وَلْتَكُنْ مِنْكُمْ أُمَّةٌ يَدْعُونَ إِلَى الْخَيْرِ وَيَأْمُرُونَ بِالْمَعْرُوفِ وَيَنْهَوْنَ عَنِ الْمُنْكَرِ ۚ وَأُولَٰئِكَ هُمُ الْمُفْلِحُونَ

“Dan hendaknya di antara kamu ada segolongan orang yang menyeru kepada kebajikan, menyuruh (berbuat) yang makruf, dan mencegah dari yang mungkar. Dan mereka itulah orang-orang yang beruntung.” (QS. Ali Imran : 104)

Ketiga, keberadaan negara sebagai pelaksana hukum syariat. Dalam Islam, negara adalah pemelihara masyarakat. Pemimpin yang mengatur dan mengutamakan urusan rakyat. Yang terpenting, menegakkan hukum syariat dan mengemban dakwah Islam ke seluruh dunia. Kedaulatan di tangan syariat, sedangkan kekuasaan adalah milik umat.

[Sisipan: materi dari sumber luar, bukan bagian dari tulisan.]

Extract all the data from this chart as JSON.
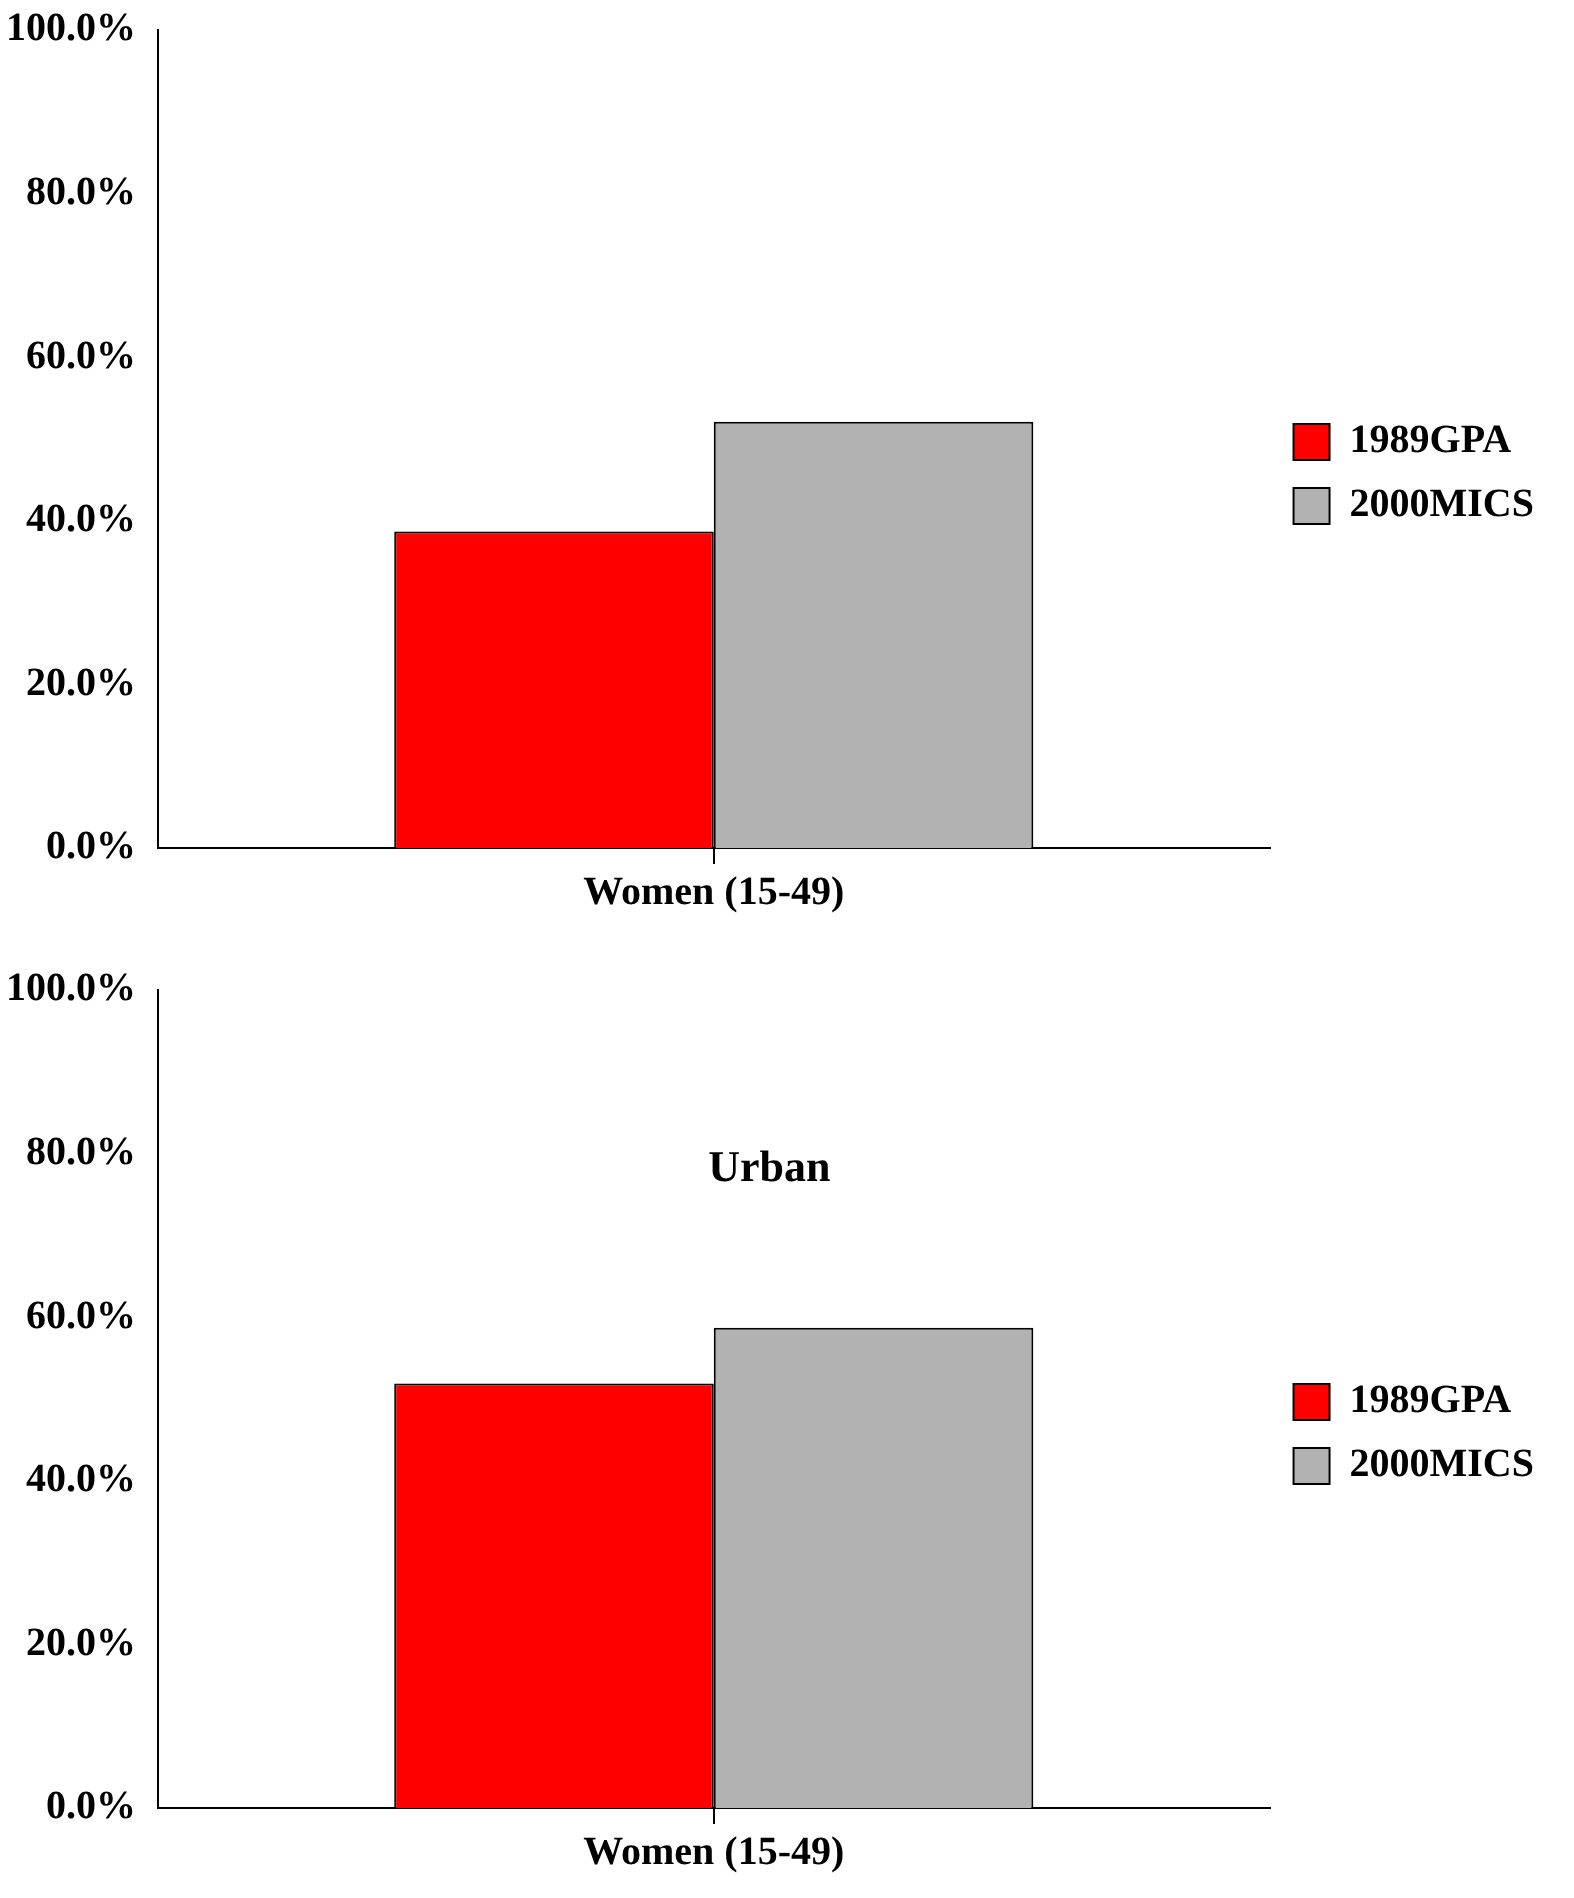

Negara yang berwenang penuh menerapkan hukum syariat secara adil dan menyeluruh. Kepala negara beserta aparatnya hanya menjalankan amanah untuk menerapkan syariat Islam. Mereka bertanggung jawab mulai dari hal yang kecil hingga besar. Dengan demikian, negara merupakan asas tegak dan kokohnya masyarakat Islam.

Sabda Rasulullah SAW:
“Seorang pemimpin adalah pemelihara dan dia bertanggung jawab terhadap hewan peliharaannya.” (HR. Imam Bukhari dan Muslim dari Ibnu Umar)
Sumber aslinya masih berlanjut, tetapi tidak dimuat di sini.